The Problem with "Wrongfully Detained"
Secretary Blinken's Statement regarding "Wrongfully Detained Americans"
"From day one of this Administration, the President and I have made clear that we have no higher priority than the safety and security of U.S. citizens at home and abroad. Under President Biden’s leadership, we have now secured the release of more than 30 wrongfully detained Americans around the world. I am grateful to everyone from the State Department and across the government who worked tirelessly to bring home our U.S. citizens. We will not rest until we have brought home every wrongfully detained American." - USDOS on Sept. 19, 2023, regarding the release of 5 Americans in Iran, Sec. Blinken
NJ Senator Bob Menendez and Former Deputy Secretary of State and Ambassador of the US to the Russian Federation (2020-2022)
May 18, 2023
"...it's a Potemkin court, it is used by the Russian security services and the Kremlin to achieve their policy. There is no justice, there’s no independent judiciary.” - Former Deputy Secretary of State and Ambassador of the United States to the Russian Federation (2020-2022)
The process to name an American prisoner “wrongfully detained” is codified in the Robert Levinson Hostage Recovery and Hostage–Taking Accountability Act. The U.S. government will not advocate for the release of an American prisoner without the designation. The decision to name someone wrongfully detained rests with the U.S. secretary of state who has latitude to interpret the criteria set forth by law. It’s a subjective decision.
The U.S. State Department describes the process as follows:
“This discretionary determination is an assessment of the totality of the circumstances and is not a legal determination. Though every assessment will be different based on specific factors, the Department will consider the criteria outlined in the Robert Levinson Hostage Recovery and Hostage–Taking Accountability Act when making an assessment.” [Source: U.S Department of State]
The criteria in the law include entries, such as: the prisoner is held in inhumane conditions; independent nongovernmental organizations or journalists have raised legitimate questions about the innocence of the detained individual; due process of law has been sufficiently impaired so as to render the detention arbitrary; and others. Jimmy Wilgus should qualify for the three listed, if not more. Yet nothing has been done to designate him wrongfully detained.

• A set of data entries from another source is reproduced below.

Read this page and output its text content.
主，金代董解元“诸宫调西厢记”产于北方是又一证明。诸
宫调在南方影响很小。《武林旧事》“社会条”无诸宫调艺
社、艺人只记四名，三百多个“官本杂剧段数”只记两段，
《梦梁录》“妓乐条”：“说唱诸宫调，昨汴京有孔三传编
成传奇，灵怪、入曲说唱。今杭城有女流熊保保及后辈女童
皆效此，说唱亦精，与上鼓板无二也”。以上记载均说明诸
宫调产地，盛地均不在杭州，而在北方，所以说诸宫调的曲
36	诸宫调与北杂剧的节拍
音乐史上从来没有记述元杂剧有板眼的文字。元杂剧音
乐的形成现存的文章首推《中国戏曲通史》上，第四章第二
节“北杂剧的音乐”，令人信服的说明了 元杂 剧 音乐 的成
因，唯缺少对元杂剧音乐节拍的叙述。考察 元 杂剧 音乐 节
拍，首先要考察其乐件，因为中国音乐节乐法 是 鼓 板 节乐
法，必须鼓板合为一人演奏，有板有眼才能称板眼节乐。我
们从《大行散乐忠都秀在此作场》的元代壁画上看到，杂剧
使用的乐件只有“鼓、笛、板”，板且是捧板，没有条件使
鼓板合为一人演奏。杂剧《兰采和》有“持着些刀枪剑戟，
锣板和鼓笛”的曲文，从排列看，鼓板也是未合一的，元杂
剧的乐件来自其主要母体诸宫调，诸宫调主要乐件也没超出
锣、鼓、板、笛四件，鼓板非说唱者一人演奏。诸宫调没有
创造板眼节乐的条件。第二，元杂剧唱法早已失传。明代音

Consider the criteria “due process of law has been sufficiently impaired so as to render the detention arbitrary.” Americans sentenced in Russia have been subject to a justice system that boasts a 99 percent conviction rate. Once arrested, a trial in Russia is a pro forma process that practically guarantees a guilty verdict. Impaired due process of law, indeed.
Moreover, independent nongovernmental organizations and journalists have raised questions about Jimmy’s innocence. So what does it take? Why won’t the secretary of state act?
Without wrongfully detained status, there is little the U.S. government will do for Jimmy Wilgus. He needs this designation and, according to the law, he meets the standard. We urge our fellow Americans to make the case for him and advocate on his behalf. Please write to Secretary Blinken to insist he classify Jimmy as wrongfully detained. It is time for Ambassador Carstens, Special Presidential Envoy for Hostage Affairs, to negotiate Jimmy's release in the next prisoner exchange.